À deriva, sempre à procura

Por Davi Krasilchik*

Mais do que a busca eterna pela conexão com o outro, há de se reconhecer que o florescer de uma paixão tateia uma urgência pelo auto-conhecimento. Universal e batido, mas nem por isso menos encantador, é esse o sentimento que impulsiona “Deserto Particular”, longa que pode representar o Brasil no Oscar de 2022.

Dirigido por um apaixonado Aly Muritiba, conforme confidências feitas ao portal “Ingresso.com”, o longa acompanha a trajetória do policial Daniel (Antonio Saboia), um homem dividido entre a vida profissional e os cuidados fornecidos ao pai com Alzheimer. Quando um violento episódio o afasta de sua profissão e todas as suas relações parecem ser insuficientes, ele resolve deixar tudo para trás e procurar a possível mulher de seus sonhos: Sara, uma moça que subitamente para de lhe responder.

Caracterizada pelo silêncio, conforme coroam as poéticas palavras do protagonista na sequência de abertura — não por acaso entregues por uma narração em voz “off”, incapazes de coexistir no campo visual -, o primeiro segmento da atração constrói com delicadeza a crueza que sufoca o protagonista.

Desde a corrida do primeiro plano, que filmada frontalmente demonstra a incapacidade de Daniel em realmente avançar, passando pela priorização de registros mais abertos — que intensificam a perdição ao dificultar a aproximação entre espectador e personagens -, até uma direção guiada pelos elementos mais reais da misé-en-scene — e não se utilizando de fugas proporcionadas por trilhas não diegéticas ou demais liberdades cinematográficas -, tudo nos primeiros minutos parece bastante sórdido.

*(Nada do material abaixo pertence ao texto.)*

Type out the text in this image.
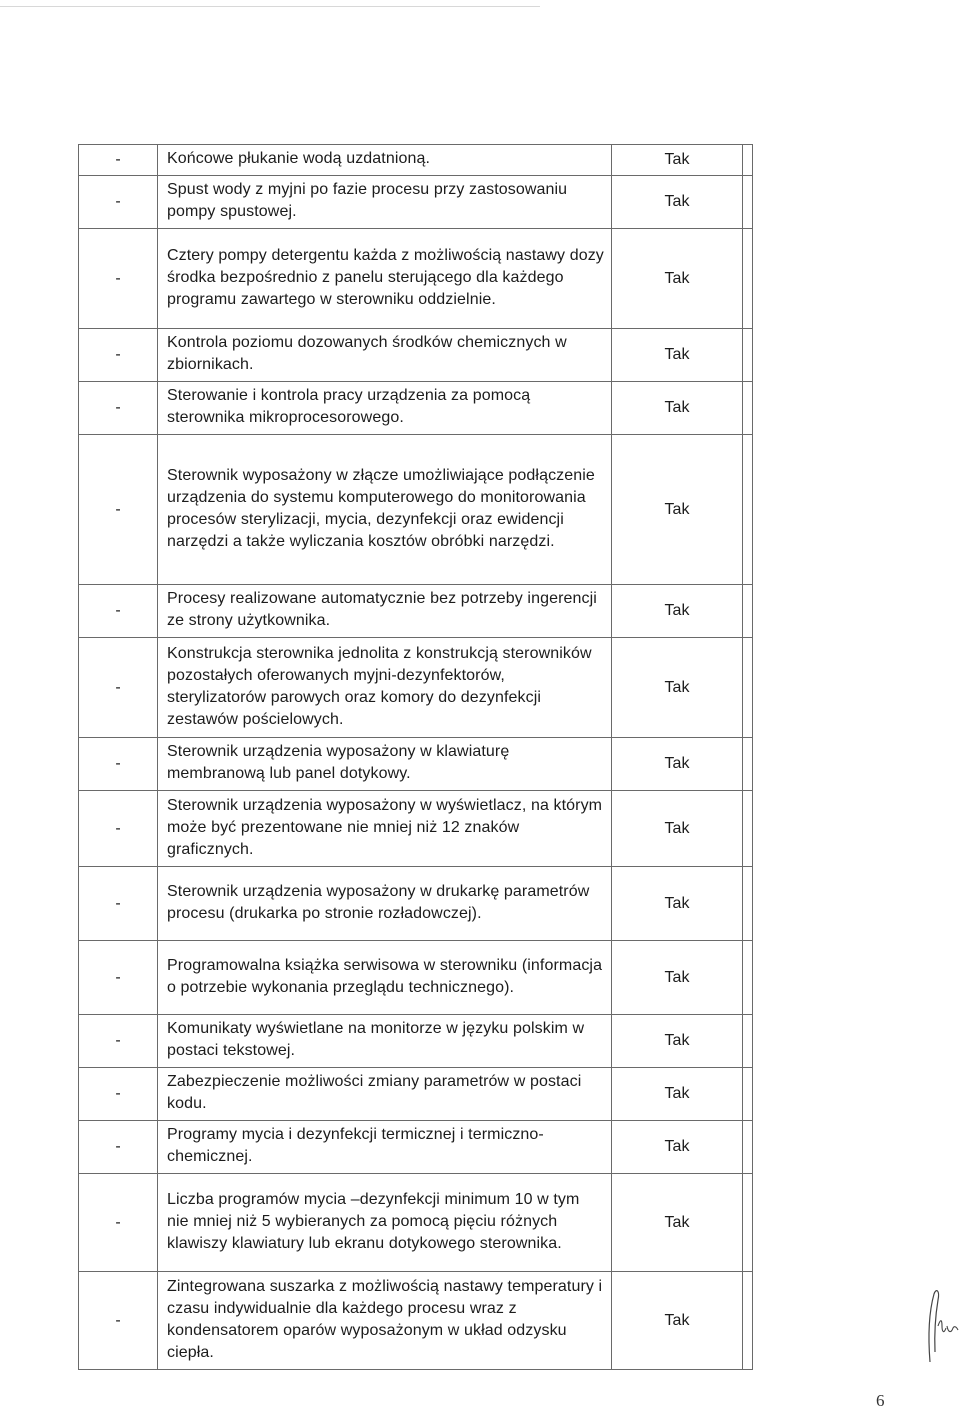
-	Końcowe płukanie wodą uzdatnioną.	Tak	
-	Spust wody z myjni po fazie procesu przy zastosowaniu pompy spustowej.	Tak	
-	Cztery pompy detergentu każda z możliwością nastawy dozy środka bezpośrednio z panelu sterującego dla każdego programu zawartego w sterowniku oddzielnie.	Tak	
-	Kontrola poziomu dozowanych środków chemicznych w zbiornikach.	Tak	
-	Sterowanie i kontrola pracy urządzenia za pomocą sterownika mikroprocesorowego.	Tak	
-	Sterownik wyposażony w złącze umożliwiające podłączenie urządzenia do systemu komputerowego do monitorowania procesów sterylizacji, mycia, dezynfekcji oraz ewidencji narzędzi a także wyliczania kosztów obróbki narzędzi.	Tak	
-	Procesy realizowane automatycznie bez potrzeby ingerencji ze strony użytkownika.	Tak	
-	Konstrukcja sterownika jednolita z konstrukcją sterowników pozostałych oferowanych myjni-dezynfektorów, sterylizatorów parowych oraz komory do dezynfekcji zestawów pościelowych.	Tak	
-	Sterownik urządzenia wyposażony w klawiaturę membranową lub panel dotykowy.	Tak	
-	Sterownik urządzenia wyposażony w wyświetlacz, na którym może być prezentowane nie mniej niż 12 znaków graficznych.	Tak	
-	Sterownik urządzenia wyposażony w drukarkę parametrów procesu (drukarka po stronie rozładowczej).	Tak	
-	Programowalna książka serwisowa w sterowniku (informacja o potrzebie wykonania przeglądu technicznego).	Tak	
-	Komunikaty wyświetlane na monitorze w języku polskim w postaci tekstowej.	Tak	
-	Zabezpieczenie możliwości zmiany parametrów w postaci kodu.	Tak	
-	Programy mycia i dezynfekcji termicznej i termiczno-chemicznej.	Tak	
-	Liczba programów mycia –dezynfekcji minimum 10 w tym nie mniej niż 5 wybieranych za pomocą pięciu różnych klawiszy klawiatury lub ekranu dotykowego sterownika.	Tak	
-	Zintegrowana suszarka z możliwością nastawy temperatury i czasu indywidualnie dla każdego procesu wraz z kondensatorem oparów wyposażonym w układ odzysku ciepła.	Tak	
6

Uma vez iniciada a “road trip”, entretanto, é encantadora a maneira como a produção passa a crescer em cor e significado, se deixando flertar com prazeres do cinema que, mesmo artificiais, nunca minimizam a verdade por detrás das facetas ali representadas.

Exemplo disso é a deliciosa sequência ambientada em um bar ao som de “Total Eclipse of The Heart”, momento que, se em um primeiro momento se apresenta como descaradamente melodramático, encontra em alguns dos discursos do filme a sua grande funcionalidade.

Ao encontrar como cerne a contraposição entre naturezas supostamente distintas, viés que se torna mais claro principalmente após a introdução do brilhante Pedro Fasanaro, Muritiba investe na desconstrução de revestimentos artificiais. Para além da massificada construção que encontramos nos dias de hoje, entretanto, é cativante a maneira como ele problematiza a adição de camadas não verdadeiras socialmente enraizada.

Seja pelos efeitos da intolerância, em decorrência da naturalização de esteriótipos — conforme o momento em que o pai de Daniel, acometido pela demência, parece retroceder, munido de seu antigo uniforme militar como forma de resistir -, ou simplesmente, pelo medo da auto-aceitação, é como se o falso e o verdadeiro se tornassem sincrônicos.

As cenas que se utilizam magistralmente da profundidade de campo traduzem essa sobreposição de camadas, contraponto duas perspectivas — em um protagonismo praticamente duplo — bastante distintos em um processo surpreendentemente rumo à fusão.

Tal como o diálogo ambientado no belissimo plano que encapsula uma represa — de maneira que a disposição das duas personas na tela quase dividem essa mesma, um canto iluminado pelas águas represadas e o outro escurecido pelo mecânico toque humano — a obra incorpora ainda um discurso de oposição à tentativa de controle sobre a natureza.

Mais do que o meio que nos permeia, todavia, tal fator diz respeito a nossos perfis internos, que mesmo orbitados por estímulos que nos inspirem a ser quem somos, nítidos em nossas almas, nem sempre conseguem superar o engessar de nossos relacionamentos

Desse modo, o longa é um singela carta de amor à necessidade de persistimos na busca por paixões. Mais do que isso, todavia, é um cativante exercício de conexão para com a vida, que nos alerta para a importância de se ater a símbolos que, por mais melodramáticos que pareçam, tal como a canção de Cindy Lauper, nos relembram da necessidade de persistimos em nossas buscas pessoais.